Als ich Zeuge einer solchen tödliche Zerquetschung wurde, verweigerte ich, mein wassergefüllte Bassin weiter herumzuschieben, woraufhin große Aufregung herrschte. Das sei doch nicht normal, war die einhellige Meinung, dass einer sein wassergefülltes Bassin nicht mehr herumschieben will. Das machen doch alle. Meine Eltern, für die das Herumschieben des wassergefüllten Bassins eine furchtbare Plackerei war, die es aber trotzdem widerstandslos taten, machten sich große Sorgen um mich, und sie sorgten dafür, dass ich in psychiatrische Behandlung komme, um meine Verweigerung, mein wassergefülltes Bassin herumzuschieben, aufzugeben.
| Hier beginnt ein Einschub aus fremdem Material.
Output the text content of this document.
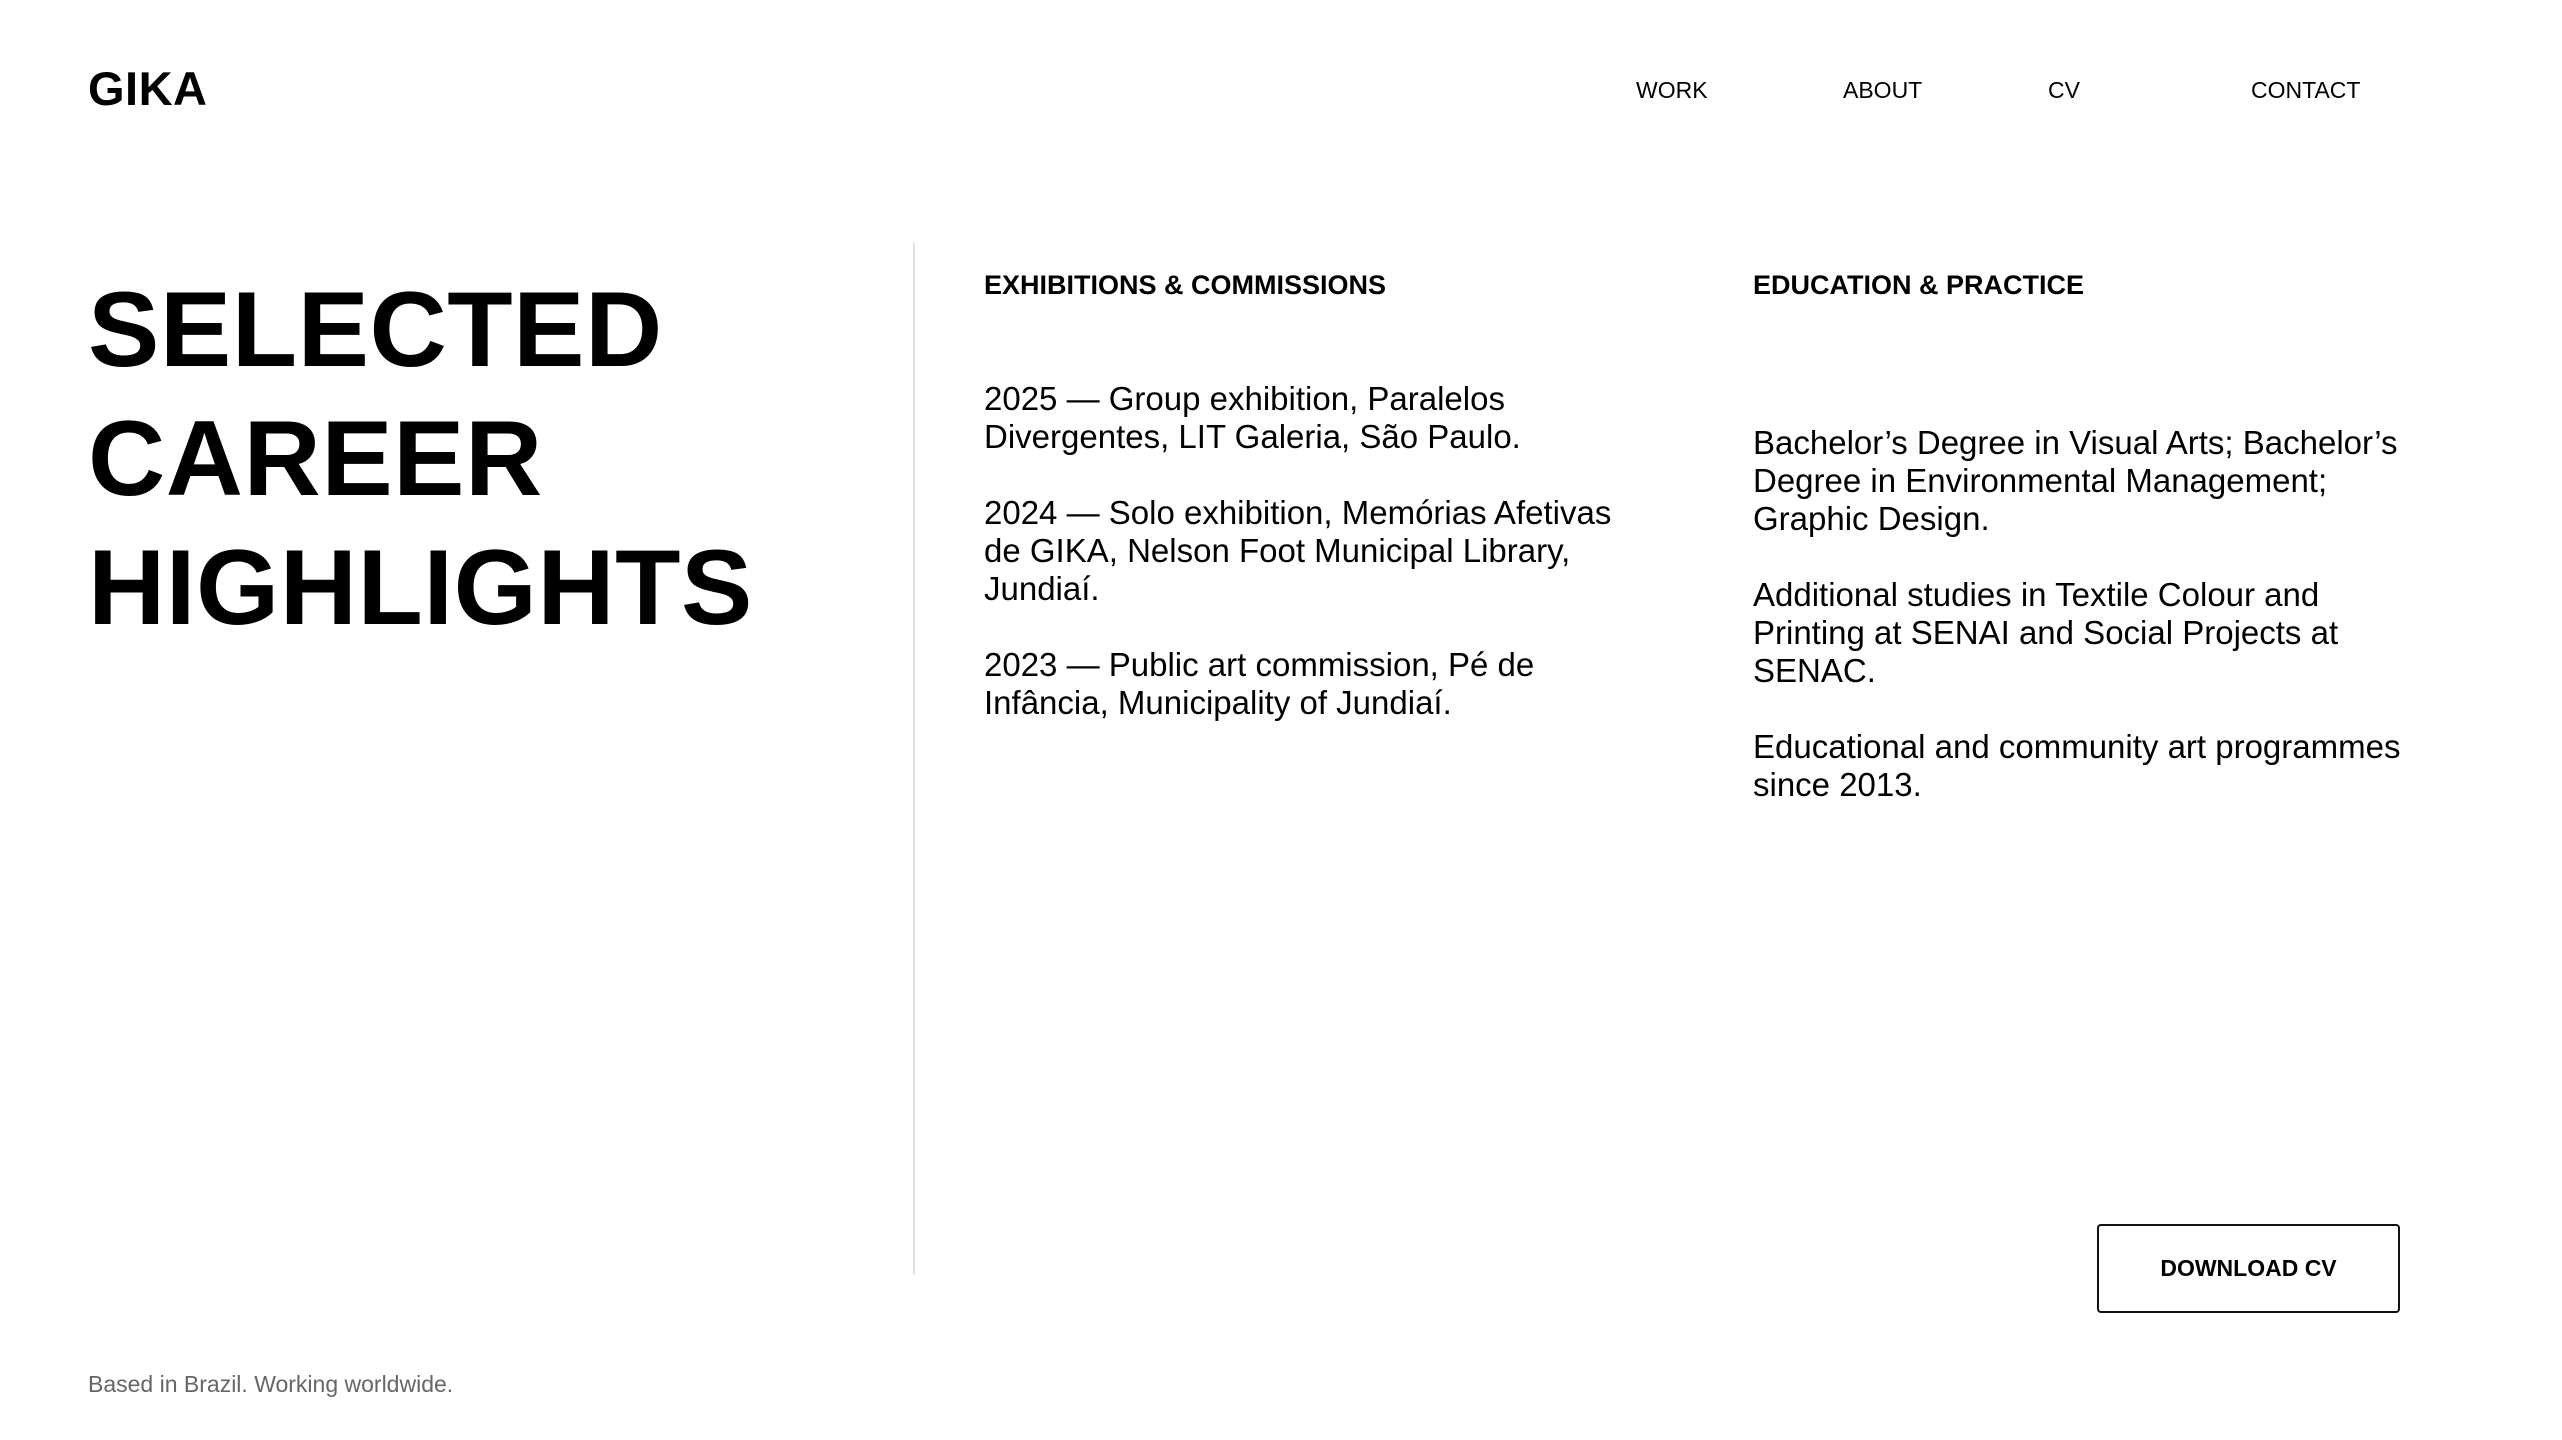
GIKA	WORK	ABOUT	CV	CONTACT
SELECTED
CAREER
HIGHLIGHTS
EXHIBITIONS & COMMISSIONS

2025 — Group exhibition, Paralelos Divergentes, LIT Galeria, São Paulo.

2024 — Solo exhibition, Memórias Afetivas de GIKA, Nelson Foot Municipal Library, Jundiaí.

2023 — Public art commission, Pé de Infância, Municipality of Jundiaí.

EDUCATION & PRACTICE

Bachelor’s Degree in Visual Arts; Bachelor’s Degree in Environmental Management; Graphic Design.

Additional studies in Textile Colour and Printing at SENAI and Social Projects at SENAC.

Educational and community art programmes since 2013.

DOWNLOAD CV
Based in Brazil. Working worldwide.
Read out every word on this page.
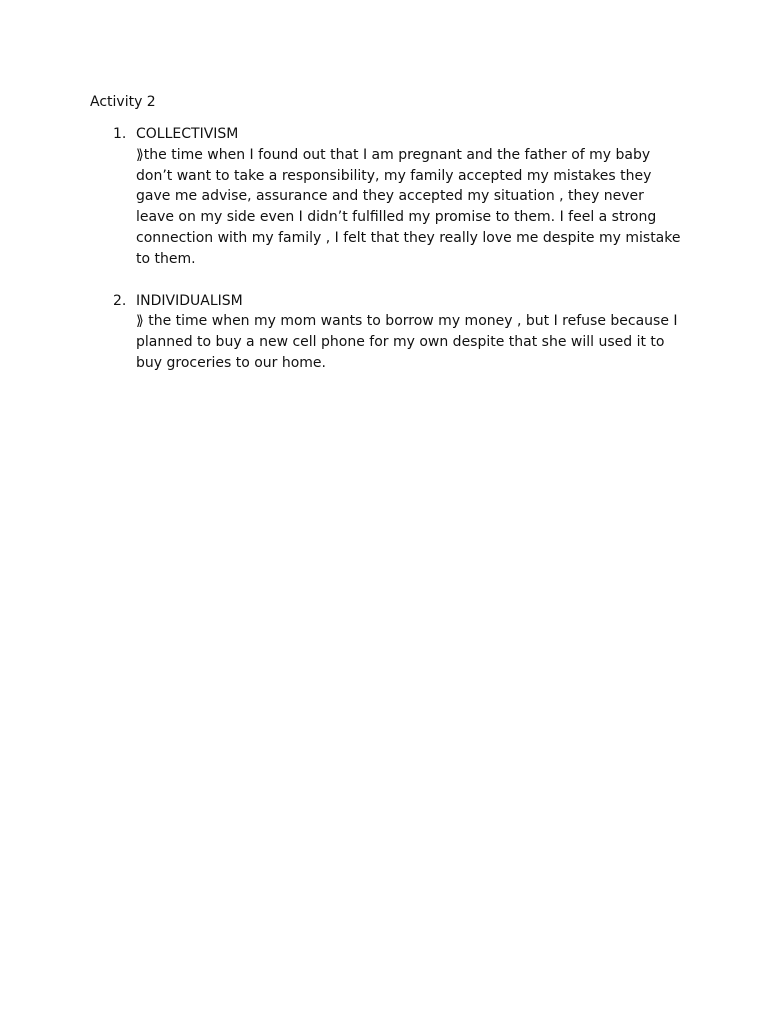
Activity 2
1. COLLECTIVISM
⟫the time when I found out that I am pregnant and the father of my baby don’t want to take a responsibility, my family accepted my mistakes they gave me advise, assurance and they accepted my situation , they never leave on my side even I didn’t fulfilled my promise to them. I feel a strong connection with my family , I felt that they really love me despite my mistake to them.
2. INDIVIDUALISM
⟫ the time when my mom wants to borrow my money , but I refuse because I planned to buy a new cell phone for my own despite that she will used it to buy groceries to our home.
In die Psychiatrie musste und durfte ich mein wasserbefülltes Bassin nicht mitnehmen. Das schoben derweil meine Eltern zusätzlich hin und her, um es mir nach meiner Rückkehr wieder zu übergeben. Denn es war wichtig, scheinbar überlebenswichtig, sein Bassin nicht zu verlieren. Ohne Bassin war man nichts. Tatsächlich fehlte mir mein Bassin in der Psychiatrie. Ich saß buchstäblich auf dem Trockenen. Nach längerem Nachdenken bemerkte ich, dass mir nicht das Bassin mit seinen harten Wänden, sondern das Wasser darin fehlte. Mir fehlte das Wasser so sehr, dass ich mich nachts aus der Psychiatrie zu meinem Bassin schlich. Ich wollte unbedingt ins Wasser, obwohl ich nicht schwimmen konnte. Ich versuchte, die Außenwand des Bassins hochzuklettern, rutschte aber immer wieder ab. Plötzlich aber zog es mich nach oben, und von oben plumpste ich ins Wasser. Die Wände des Bassins waren verschwunden. Ich konnte nicht sagen, wo oben und unten ist. Es war auch nicht wichtig. Ich sah nur mehr Wasser um mich. Ich patschte unbeholfen im Wasser herum. Ich war nicht gewohnt, mich im Wasser zu bewegen, ich war nur gewohnt, es im Bassin herumzuschieben. Ich hatte Panik unterzugehen und zu ertrinken, doch dann bemerkte ich zu meiner Überraschung, dass ich getragen wurde.

Ehe ich das Getragenwerden genießen kann, finde ich mich wieder in der Psychiatrie. Mir wird gesagt: Das Untensein ist der Normalzustand. Schlag dir das Oben aus dem Kopf. Oben gibt es nicht.